É sério. Gustave não é cético o suficiente para ignorar a possibilidade de um amor à primeira vista; ele já passou por coisas parecidas quando era mais novo. Aconteceu algumas vezes quando estava ainda em negação sobre si mesmo, mas— não é o caso do momento, e o professor nem faz tanto assim o tipo dele. Não é exatamente amor, mas algo próximo. Um desejo avassalador, com certeza. Uma necessidade de possuir que chega a ser quase assustadora, por mais que não haja adrenalina correndo pelas veias dele. Não há nenhuma urgência martelando contra as têmporas dele, não… Não há mais nada além de uma vontade de continuar ali, olhando fixamente. É tamanha calmaria, que é isso que o assusta de verdade.
Puxando o bloco de anotações do bolso, Gustave tenta preencher sua mente com uma lista de perguntas que precisa fazer, finalmente respondendo:
— É melhor evitar.
— Perdão por me intrometer.
O jeito que ele corre os dedos pelos cabelos, numa tentativa fútil de arrumá-los, faz todos esses pensamentos tropeçarem uns nos outros e saírem voando pela janela. Ele perdoa o professor imediatamente, tanto pela pergunta, quanto pela confusão que causou sem nem imaginar.

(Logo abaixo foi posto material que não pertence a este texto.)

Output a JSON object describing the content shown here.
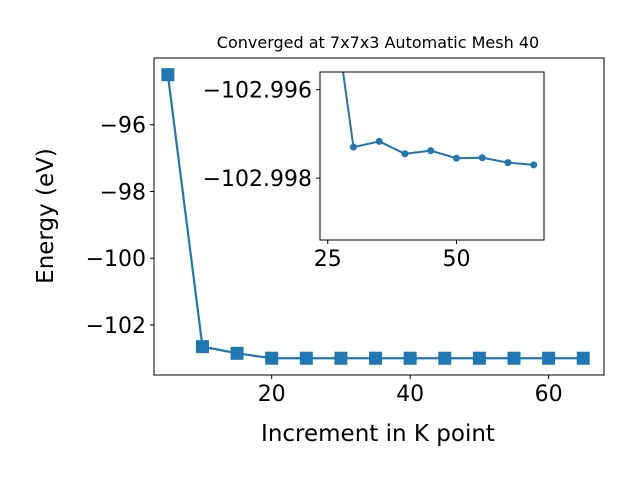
{
  "chart_data": [
    {
      "type": "line",
      "title": "Converged at 7x7x3 Automatic Mesh 40",
      "xlabel": "Increment in K point",
      "ylabel": "Energy (eV)",
      "xlim": [
        3.0,
        68.0
      ],
      "ylim": [
        -103.5,
        -94.0
      ],
      "xticks": [
        20,
        40,
        60
      ],
      "yticks": [
        -96,
        -98,
        -100,
        -102
      ],
      "xtick_labels": [
        "20",
        "40",
        "60"
      ],
      "ytick_labels": [
        "−96",
        "−98",
        "−100",
        "−102"
      ],
      "grid": false,
      "marker": "square",
      "color": "#1f77b4",
      "x": [
        5,
        10,
        15,
        20,
        25,
        30,
        35,
        40,
        45,
        50,
        55,
        60,
        65
      ],
      "y": [
        -94.5,
        -102.65,
        -102.85,
        -102.997,
        -102.9972,
        -102.9973,
        -102.99717,
        -102.99745,
        -102.99738,
        -102.99755,
        -102.99754,
        -102.99765,
        -102.9977
      ]
    },
    {
      "type": "line",
      "title": "",
      "inset": true,
      "xlim": [
        23.5,
        67.0
      ],
      "ylim": [
        -102.9994,
        -102.9956
      ],
      "ytick_labels_note": "",
      "xticks": [
        25,
        50
      ],
      "yticks": [
        -102.998,
        -102.996
      ],
      "xtick_labels": [
        "25",
        "50"
      ],
      "ytick_labels": [
        "−102.998",
        "−102.996"
      ],
      "grid": false,
      "marker": "circle",
      "color": "#1f77b4",
      "x": [
        30,
        35,
        40,
        45,
        50,
        55,
        60,
        65
      ],
      "y": [
        -102.9973,
        -102.99717,
        -102.99745,
        -102.99738,
        -102.99755,
        -102.99754,
        -102.99765,
        -102.9977
      ]
    }
  ]
}
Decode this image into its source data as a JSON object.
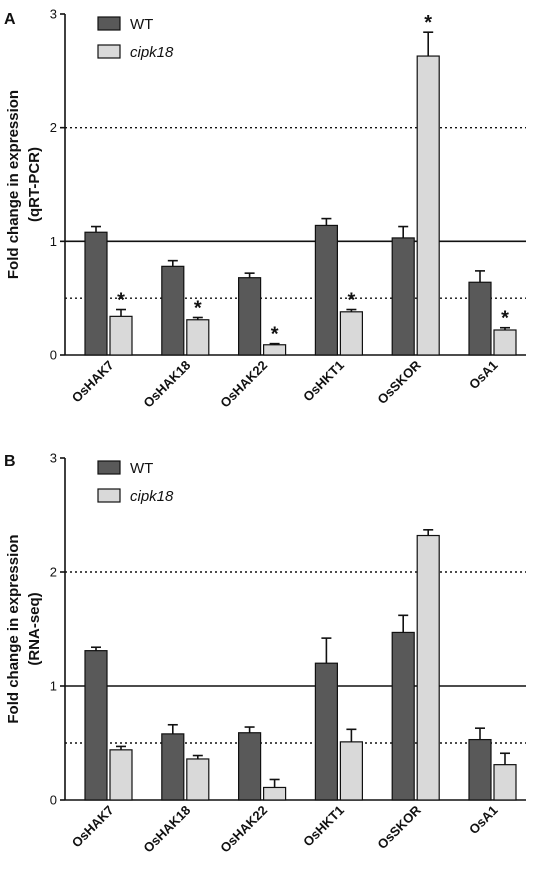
{
  "chart_data": [
    {
      "type": "bar",
      "panel": "A",
      "title": "",
      "ylabel_line1": "Fold change in expression",
      "ylabel_line2": "(qRT-PCR)",
      "xlabel": "",
      "ylim": [
        0,
        3
      ],
      "yticks": [
        "0",
        "1",
        "2",
        "3"
      ],
      "reference_lines": [
        {
          "y": 1,
          "style": "solid"
        },
        {
          "y": 0.5,
          "style": "dotted"
        },
        {
          "y": 2,
          "style": "dotted"
        }
      ],
      "categories": [
        "OsHAK7",
        "OsHAK18",
        "OsHAK22",
        "OsHKT1",
        "OsSKOR",
        "OsA1"
      ],
      "legend_position": "top-left",
      "series": [
        {
          "name": "WT",
          "color": "#595959",
          "values": [
            1.08,
            0.78,
            0.68,
            1.14,
            1.03,
            0.64
          ],
          "errors": [
            0.05,
            0.05,
            0.04,
            0.06,
            0.1,
            0.1
          ],
          "significance": [
            "",
            "",
            "",
            "",
            "",
            ""
          ]
        },
        {
          "name": "cipk18",
          "name_style": "italic",
          "color": "#d9d9d9",
          "values": [
            0.34,
            0.31,
            0.09,
            0.38,
            2.63,
            0.22
          ],
          "errors": [
            0.06,
            0.02,
            0.01,
            0.02,
            0.21,
            0.02
          ],
          "significance": [
            "*",
            "*",
            "*",
            "*",
            "*",
            "*"
          ]
        }
      ]
    },
    {
      "type": "bar",
      "panel": "B",
      "title": "",
      "ylabel_line1": "Fold change in expression",
      "ylabel_line2": "(RNA-seq)",
      "xlabel": "",
      "ylim": [
        0,
        3
      ],
      "yticks": [
        "0",
        "1",
        "2",
        "3"
      ],
      "reference_lines": [
        {
          "y": 1,
          "style": "solid"
        },
        {
          "y": 0.5,
          "style": "dotted"
        },
        {
          "y": 2,
          "style": "dotted"
        }
      ],
      "categories": [
        "OsHAK7",
        "OsHAK18",
        "OsHAK22",
        "OsHKT1",
        "OsSKOR",
        "OsA1"
      ],
      "legend_position": "top-left",
      "series": [
        {
          "name": "WT",
          "color": "#595959",
          "values": [
            1.31,
            0.58,
            0.59,
            1.2,
            1.47,
            0.53
          ],
          "errors": [
            0.03,
            0.08,
            0.05,
            0.22,
            0.15,
            0.1
          ],
          "significance": [
            "",
            "",
            "",
            "",
            "",
            ""
          ]
        },
        {
          "name": "cipk18",
          "name_style": "italic",
          "color": "#d9d9d9",
          "values": [
            0.44,
            0.36,
            0.11,
            0.51,
            2.32,
            0.31
          ],
          "errors": [
            0.03,
            0.03,
            0.07,
            0.11,
            0.05,
            0.1
          ],
          "significance": [
            "",
            "",
            "",
            "",
            "",
            ""
          ]
        }
      ]
    }
  ]
}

— Não, tá… Tá tudo bem. Entendo que é uma situação complicada, mas não posso divulgar informações. Não que eu tenha muitas…
Pelo amor do céu, por que ele tá gaguejando? Toma jeito, filho da puta.
Melhor começar logo com o questionário. São perguntas padronizadas, as mesmas que ele fez para a professora. Quando foi a última vez que se viram, quais assuntos conversaram, o comportamento recente do sumido, se há algo que julga ser uma informação relevante. Ele evita tirar os olhos do papel enquanto ouve e anota as respostas, mas o entrevistado se aproveita de uma pausa para tentar novamente:
— Eu sei que você não pode falar muito, mas por favor, seja sincero. Tem alguma chance de encontrarem ele bem? Vivo, pelo menos?
Quase nenhuma, já que o professor quer honestidade, mas essa não é a frase no script. O papel dele é do policial bonzinho, amigo da vizinhança. Ele precisa trazer consolo e conforto em momentos assim. Entretanto, quando Gustave abre a boca, só consegue soltar um “não sei dizer”.
— Mas o que você acha pessoalmente, capitão?
O silêncio é uma resposta por si só. É difícil falar até mesmo um “sinto muito” quando o professor fecha os olhos e abaixa a cabeça.
— Tá cedo demais para afirmar qualquer coisa, temos pouquíssimos detalhes sobre a situação. Não dá pra apontar nenhuma possibilidade ainda.
— Faz sentido. — O comentário ecoa pela sala. — O jeito é manter as esperanças. Ele é jovem demais para ter um fim tão triste.
Gustave arqueia uma sobrancelha.
— O senhor tem alguma suspeita sobre o que aconteceu?
— Não… Digo, nada muito concreto.
O tom de hesitação é evidente.
— O Prater tinha algum desafeto? Alguém que tentaria algo contra ele?
— Ninguém. — Balança a cabeça, entrelaçando os dedos contra o colo. — Só ele mesmo.
Há uma pausa antes do pedido de confirmação.
— Acha que ele pode ter cometido suicídio?
— Vocês estão considerando essa linha?
Ah, que se foda.
— Não, mas é um dos meus palpites pessoais.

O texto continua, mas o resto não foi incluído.